Since the end of the Civil War, the United States had experienced panics of varying severity. Economists Charles Calomiris and Gary Gorton rate the worst panics as those leading to widespread bank suspensions—the panics of 1873, 1893, and 1907, and a suspension in 1914. Widespread suspensions were forestalled through coordinated actions during both the 1884 and the 1890 panics. A bank crisis in 1896, in which there was a perceived need for coordination, is also sometimes classified as a panic.
The frequency of crises and the severity of the 1907 panic added to concern about the outsized role of J.P. Morgan which led to renewed impetus toward a national debate on reform. In May 1908, Congress passed the Aldrich–Vreeland Act that established the National Monetary Commission to investigate the panic and to propose legislation to regulate banking. Senator Nelson Aldrich (R–RI), the chairman of the National Monetary Commission, went to Europe for almost two years to study that continent's banking systems.
The resultant legislation, based on the report of the National Monetary Commission, was designed to create a central banking authority. The findings of the Commission, however, in no way contemplated that the central bank would be operating other than in the context of the classical gold standard which had served America, and the world, very well.

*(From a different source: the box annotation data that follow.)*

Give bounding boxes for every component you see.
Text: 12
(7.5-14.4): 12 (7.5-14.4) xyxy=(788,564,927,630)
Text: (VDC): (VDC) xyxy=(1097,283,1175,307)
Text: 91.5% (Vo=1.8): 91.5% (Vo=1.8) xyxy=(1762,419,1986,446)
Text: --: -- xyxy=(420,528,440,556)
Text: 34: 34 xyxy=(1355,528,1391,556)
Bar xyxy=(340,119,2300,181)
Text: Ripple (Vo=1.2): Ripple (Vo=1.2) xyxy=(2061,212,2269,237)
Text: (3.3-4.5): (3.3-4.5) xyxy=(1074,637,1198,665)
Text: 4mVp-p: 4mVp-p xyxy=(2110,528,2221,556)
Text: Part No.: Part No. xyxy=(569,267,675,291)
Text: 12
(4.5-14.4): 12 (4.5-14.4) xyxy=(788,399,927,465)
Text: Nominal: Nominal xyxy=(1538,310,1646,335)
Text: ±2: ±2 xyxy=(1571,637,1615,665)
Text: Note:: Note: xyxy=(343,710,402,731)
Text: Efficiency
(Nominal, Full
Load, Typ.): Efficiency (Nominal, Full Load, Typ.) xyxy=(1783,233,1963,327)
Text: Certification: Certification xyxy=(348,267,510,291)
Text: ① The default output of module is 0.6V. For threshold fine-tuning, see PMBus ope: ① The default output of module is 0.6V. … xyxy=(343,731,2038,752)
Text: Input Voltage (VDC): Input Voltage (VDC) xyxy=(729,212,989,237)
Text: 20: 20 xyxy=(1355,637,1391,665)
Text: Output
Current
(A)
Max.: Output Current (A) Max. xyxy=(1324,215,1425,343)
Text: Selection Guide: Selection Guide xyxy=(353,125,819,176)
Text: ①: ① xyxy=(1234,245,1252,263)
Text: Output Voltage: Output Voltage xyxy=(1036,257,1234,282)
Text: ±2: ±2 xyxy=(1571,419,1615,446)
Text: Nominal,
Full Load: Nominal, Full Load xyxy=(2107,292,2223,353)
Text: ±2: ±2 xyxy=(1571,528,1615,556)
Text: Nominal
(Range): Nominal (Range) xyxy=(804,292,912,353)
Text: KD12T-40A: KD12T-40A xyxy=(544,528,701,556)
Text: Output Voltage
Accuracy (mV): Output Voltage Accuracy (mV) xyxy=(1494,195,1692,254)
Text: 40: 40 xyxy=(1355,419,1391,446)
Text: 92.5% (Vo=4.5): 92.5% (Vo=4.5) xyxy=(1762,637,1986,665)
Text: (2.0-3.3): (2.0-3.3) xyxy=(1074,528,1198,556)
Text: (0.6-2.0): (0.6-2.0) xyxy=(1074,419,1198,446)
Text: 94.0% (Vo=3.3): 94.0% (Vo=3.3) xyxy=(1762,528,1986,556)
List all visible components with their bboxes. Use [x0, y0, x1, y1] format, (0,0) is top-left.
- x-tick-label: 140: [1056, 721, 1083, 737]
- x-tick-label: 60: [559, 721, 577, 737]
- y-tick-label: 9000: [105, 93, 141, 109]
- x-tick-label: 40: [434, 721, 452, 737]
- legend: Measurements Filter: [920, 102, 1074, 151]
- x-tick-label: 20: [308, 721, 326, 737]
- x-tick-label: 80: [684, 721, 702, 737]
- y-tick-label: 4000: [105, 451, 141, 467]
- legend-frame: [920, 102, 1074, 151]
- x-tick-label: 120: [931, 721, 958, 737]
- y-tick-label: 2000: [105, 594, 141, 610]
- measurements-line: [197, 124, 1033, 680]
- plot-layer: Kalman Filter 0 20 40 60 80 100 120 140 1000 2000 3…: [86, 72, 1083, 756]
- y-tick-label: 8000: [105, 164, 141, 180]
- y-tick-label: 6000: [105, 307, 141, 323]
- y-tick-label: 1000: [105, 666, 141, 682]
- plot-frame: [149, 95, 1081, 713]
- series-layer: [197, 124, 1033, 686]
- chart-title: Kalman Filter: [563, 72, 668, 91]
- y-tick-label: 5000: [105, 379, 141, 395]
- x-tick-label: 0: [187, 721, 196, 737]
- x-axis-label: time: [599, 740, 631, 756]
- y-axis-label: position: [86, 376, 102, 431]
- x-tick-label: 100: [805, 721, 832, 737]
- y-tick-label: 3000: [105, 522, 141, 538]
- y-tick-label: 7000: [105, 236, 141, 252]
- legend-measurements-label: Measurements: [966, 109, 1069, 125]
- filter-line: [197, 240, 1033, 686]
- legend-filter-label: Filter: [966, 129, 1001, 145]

That development would come later.
Keynes, writing from Britain, (gloating) would describe the drift away from gold in his 1924 Tract on Monetary Reform:
"Whilst economists dozed, the academic dream of a hundred years, doffing its cap and gown, clad in paper rags, has crept into the real world by means of the bad fairies--always so much more potent than the good--the wicked ministers of finance."